James Madison Papers

To James Madison from James Wilkinson, 9 October 1811

From James Wilkinson

Frederick Town Maryland
October ⟨9⟩th. 1811

Sir

When I agreed to waive all exception to the Jurisdiction of a Military Tribunal, and submit to a rigorous Scrutiny of my Conduct for more than twenty years past, I did hope, & I am sure it was your intention, Sir, that the proceedings against me should not only be free & unbiased, but that there should not be even cause for Suspicion, that the Government felt any Interest whatever in depriving me of the benefit, of a fair & impartial decision of the Court to whom my case had been referred.

This impression, combined to my sense of the Justice & Integrity of your Character, has encouraged me respectfully to represent to you, Sir, that the Conduct of the Accountant of the War Department, (who has been attending here as it would seem, from his own declarations, in the Double Capacity of a Witness for the prosecution & paymaster to the officers of the Court) has been all along designed to excite & to rivet the most injurious prejudices against me, with a view if possible to influence the impending trial.

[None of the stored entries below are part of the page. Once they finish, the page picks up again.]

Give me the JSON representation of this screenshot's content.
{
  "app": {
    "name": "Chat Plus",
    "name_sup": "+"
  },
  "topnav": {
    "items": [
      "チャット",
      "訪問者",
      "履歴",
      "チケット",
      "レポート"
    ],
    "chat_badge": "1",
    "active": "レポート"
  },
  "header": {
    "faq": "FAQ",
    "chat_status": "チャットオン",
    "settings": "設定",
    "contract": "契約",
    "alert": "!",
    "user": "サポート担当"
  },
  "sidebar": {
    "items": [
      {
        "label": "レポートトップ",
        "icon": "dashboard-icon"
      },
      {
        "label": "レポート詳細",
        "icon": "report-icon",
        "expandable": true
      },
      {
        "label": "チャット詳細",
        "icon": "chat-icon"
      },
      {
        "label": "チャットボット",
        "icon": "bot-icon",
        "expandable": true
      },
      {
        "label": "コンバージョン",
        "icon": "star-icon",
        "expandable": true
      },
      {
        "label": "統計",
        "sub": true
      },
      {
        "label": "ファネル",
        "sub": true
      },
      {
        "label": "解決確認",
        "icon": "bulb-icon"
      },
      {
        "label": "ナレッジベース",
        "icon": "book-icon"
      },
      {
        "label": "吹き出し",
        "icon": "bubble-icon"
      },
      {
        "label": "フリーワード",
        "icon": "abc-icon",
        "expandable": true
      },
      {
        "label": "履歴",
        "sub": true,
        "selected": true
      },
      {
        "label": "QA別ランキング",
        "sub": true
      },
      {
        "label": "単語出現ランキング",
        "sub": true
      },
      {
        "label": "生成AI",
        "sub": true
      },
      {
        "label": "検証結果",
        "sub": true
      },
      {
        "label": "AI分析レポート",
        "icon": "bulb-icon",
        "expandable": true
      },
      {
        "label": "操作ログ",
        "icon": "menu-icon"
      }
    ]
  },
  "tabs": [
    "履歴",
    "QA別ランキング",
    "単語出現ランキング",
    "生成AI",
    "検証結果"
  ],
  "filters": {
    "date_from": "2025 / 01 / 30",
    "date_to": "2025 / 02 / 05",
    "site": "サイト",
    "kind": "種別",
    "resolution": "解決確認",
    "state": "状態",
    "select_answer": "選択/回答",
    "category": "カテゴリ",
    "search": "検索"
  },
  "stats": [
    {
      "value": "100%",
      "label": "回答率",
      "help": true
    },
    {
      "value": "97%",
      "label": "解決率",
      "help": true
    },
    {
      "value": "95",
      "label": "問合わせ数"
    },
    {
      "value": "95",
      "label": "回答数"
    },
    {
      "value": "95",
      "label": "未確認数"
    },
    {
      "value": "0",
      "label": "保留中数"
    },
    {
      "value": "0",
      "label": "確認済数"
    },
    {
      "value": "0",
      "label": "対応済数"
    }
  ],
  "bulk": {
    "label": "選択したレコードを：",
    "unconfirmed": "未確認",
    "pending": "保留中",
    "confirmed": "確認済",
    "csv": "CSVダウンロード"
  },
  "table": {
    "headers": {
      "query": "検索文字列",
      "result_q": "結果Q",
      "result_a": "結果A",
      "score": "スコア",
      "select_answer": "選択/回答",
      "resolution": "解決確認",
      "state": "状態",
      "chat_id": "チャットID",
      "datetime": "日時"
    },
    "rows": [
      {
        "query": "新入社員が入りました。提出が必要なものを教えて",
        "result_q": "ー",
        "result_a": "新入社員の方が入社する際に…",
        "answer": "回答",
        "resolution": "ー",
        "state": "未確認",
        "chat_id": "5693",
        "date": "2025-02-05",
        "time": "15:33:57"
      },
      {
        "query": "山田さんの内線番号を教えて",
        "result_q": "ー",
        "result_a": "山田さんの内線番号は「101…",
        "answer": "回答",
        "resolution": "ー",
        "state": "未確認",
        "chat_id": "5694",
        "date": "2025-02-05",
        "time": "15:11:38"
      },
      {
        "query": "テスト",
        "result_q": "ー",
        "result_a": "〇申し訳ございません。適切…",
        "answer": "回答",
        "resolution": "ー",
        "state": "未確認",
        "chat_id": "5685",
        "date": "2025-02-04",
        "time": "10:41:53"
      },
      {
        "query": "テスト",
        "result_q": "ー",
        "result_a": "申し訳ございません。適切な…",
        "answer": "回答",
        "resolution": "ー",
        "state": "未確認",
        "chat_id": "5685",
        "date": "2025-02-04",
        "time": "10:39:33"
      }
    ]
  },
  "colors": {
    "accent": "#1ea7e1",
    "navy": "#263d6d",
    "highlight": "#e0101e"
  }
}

Not satisfied with reviling me in the Taverns & on the streets of this Town in malignant & approbitious terms, Mr. Simmons had the presumption last Evening to make use of the high authority of your name in a manner calculated to impress a beleif, that his own unworthy & improper interference, is sanctioned by the predetermination of the President in my Case.

Convinced as I am that this course of proceedings on his part, is entirely without your Knowledge or approbation, and conceiving it to be no less indecent than it is unfair: The respect which I owe to you, as well as a sense of Justice to myself, seem to render it a Duty, that I should address you personally & directly on the subject; and that you may be particularly apprized of the Kind of language in which Mr. simmons indulges Himself, I beg permission to submit to your consideration the enclosed Statement of Lt. Leroy Opee an officer of Character & a Man of unblemished reputation.1

You will I trust, sir, have the goodness to pardon me for suggesting to your reflection, that if Mr. simmons’ Deportment & conversations, would be highly improper & unbecoming in any private Individual, when appearing in the Capacity of a Witness, even in an Ordinary Criminal prosecution, this impropriety is extremely aggravated, by the remark which will naturally be made, that Mr. simmons is a public Officer of no inconsiderable responsibility, seeking to exert whatever Official influence he may Himself be supposed to possess, and pretending to call to his Aid the Authority of his Superiors, for the purpose of affecting the result of an Enquiry, in which my Life & Honor and every Interest & feeling dear to the Heart of Man are all staked upon the Issue. With perfect respect, I have the Honor to be sir Your very Humble & obedient Servant

Ja: Wilkinson

RC and enclosures (DLC). Date of RC obscured by blot. Docketed by JM as dated 8 Oct. but acknowledged by him as 9 Oct. (see JM to Wilkinson, 12 Oct. 1811). For enclosures, see n. 1.

1Wilkinson enclosed a copy of a letter he received from Lt. LeRoy Opie of the Fifth Infantry, dated 9 Oct. 1811 (1 p.), covering a copy of a “statement of a conversation” Opie had held with William Simmons on 7 Oct. (1 p.). Opie mentioned to Simmons that he had read a newspaper report that Dr. Samuel Latham Mitchill was to become secretary of war, to which Simmons replied that “he had heard nothing of it, that Doctor Eustis did not intend to resign, unless Wilkinson was to resume the command of the Army.” Opie surmised that Wilkinson might be acquitted, to which Simmons was said to have replied that “the court could not, or if they did the President could not confirm the sentence, and that General Wilkinson would never command the army again.” In justice to Simmons, Opie wrote to Wilkinson, he assumed that Simmons’s “observations were not conveyed from his own knowledge of the decision of the Secretary or President, but I suppose from his own opinion.” Wilkinson later reprinted Opie’s statement of this conversation in his memoirs but omitted Opie’s qualifying remark that Simmons had no firsthand knowledge of the opinions of JM and Eustis (James Wilkinson, Memoirs of My Own Times [3 vols.; Philadelphia, 1816], 2:461–62).